La croissance française a surpris à la hausse au 2e trimestre, atteignant 0,5% t/t, et le trimestre a aussi vu une amélioration des revenus.
Du côté des entreprises, la hausse de la profitabilité a renforcé le taux de marge des sociétés non financières, qui a atteint 33,2% soit au-dessus de sa moyenne de long terme (32% sur 20 ans). La hausse des prix de vente a ainsi soutenu la rentabilité nonobstant la hausse des coûts. Dans le même temps, les enquêtes de l’Insee ont montré que les entreprises conservaient un niveau de trésorerie satisfaisant, malgré les hausses des coûts, notamment ceux de l’énergie.
La situation financière des entreprises reste donc correcte, soutenant un taux d’investissement élevé : 26,1% en moyenne sur les 12 derniers mois, soit 3 points au-dessus du niveau moyen sur 20 ans. Des revenus favorables ont donc contribué à financer une dépense.

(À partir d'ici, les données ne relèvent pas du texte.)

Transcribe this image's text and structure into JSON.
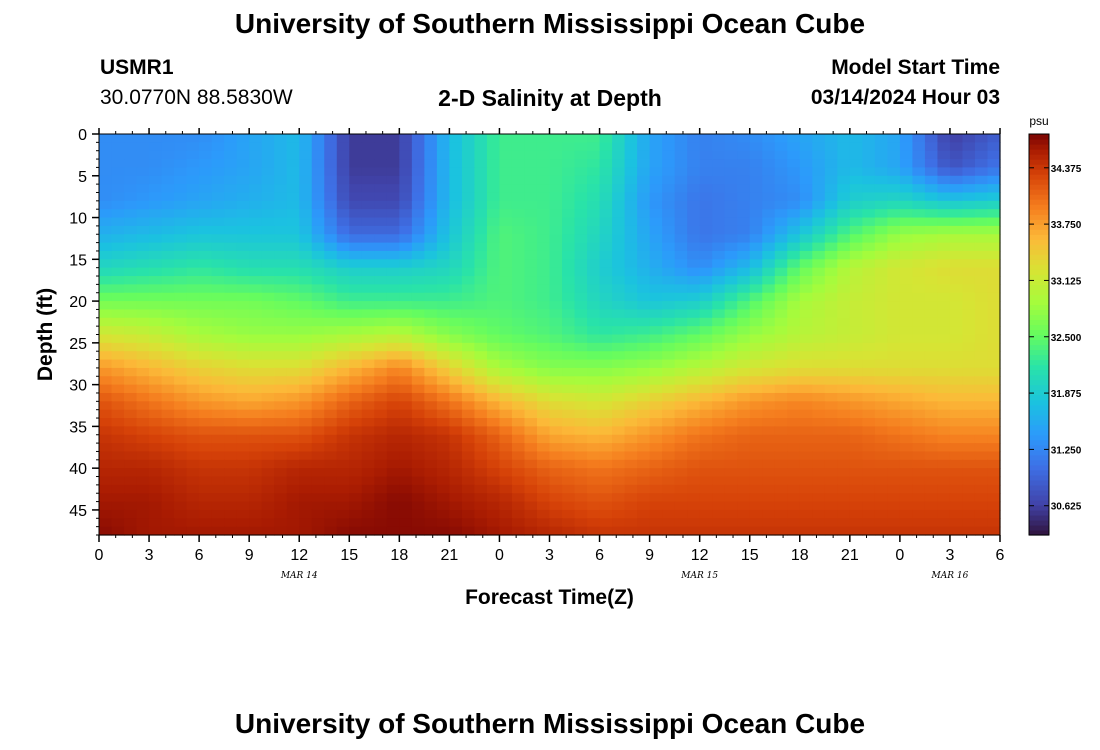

Ce n’est pas le cas des ménages. Leur revenu disponible brut (RDB) - les revenus corrigés de la fiscalité et des prestations - a augmenté de 9,1% a/a au 2e trimestre, soit plus que l’inflation, le déflateur de la consommation n’ayant augmenté en parallèle que de 7% a/a au 2e trimestre.
Derrière cette dynamique favorable, les rémunérations nettes (qui incluent la part variable) ont augmenté de 6,6%, ce qui ne permet pas de compenser l’inflation. La croissance des revenus du capital (+20,8%) a été nettement plus élevée grâce, à la fois, à la hausse des taux d’intérêt et à celle des profits des entreprises. Cette évolution a grandement soutenu la progression de leur pouvoir d’achat de 2% a/a au 2e trimestre 2023.
Toutefois, la consommation et l’investissement des ménages ont diminué et le taux d’épargne des ménages a atteint 18,8%, un plus haut (hors Covid) depuis 1979. Or, on peut faire deux usages d’une épargne : soit un investissement dans un logement, soit une épargne financière. Les ménages n’ont clairement pas fait le premier choix, leur taux d’investissement ayant diminué. C’est donc la deuxième option qui s’est réalisée. Au global, sur l’année 2023, nous anticipons que l’épargne financière atteigne 8% du RDB, un niveau inédit.
Il semble donc que les ménages renoncent à investir et à acheter des biens durables en raison du niveau des taux d’intérêt. Leur épargne augmenterait donc par manque d’opportunités de dépenses et non par précaution car, en parallèle, les ménages sont peu nombreux à craindre le chômage. Ils ne devraient pas modifier leur comportement dans les prochains trimestres dans la mesure où la hausse des taux de la BCE devrait continuer à se transmettre aux taux d’intérêt domestiques.
Qu’implique l’attitude des ménages ? Une demande faible devrait tirer vers le bas la croissance française et compliquer singulièrement l’atteinte de l’objectif de croissance qui sous-tend le prochain projet de loi de finances : 1,4% pour 2024. Notre prévision de croissance est de 0,5%. Les « bons comptes » ne font donc pas toujours les bons amis.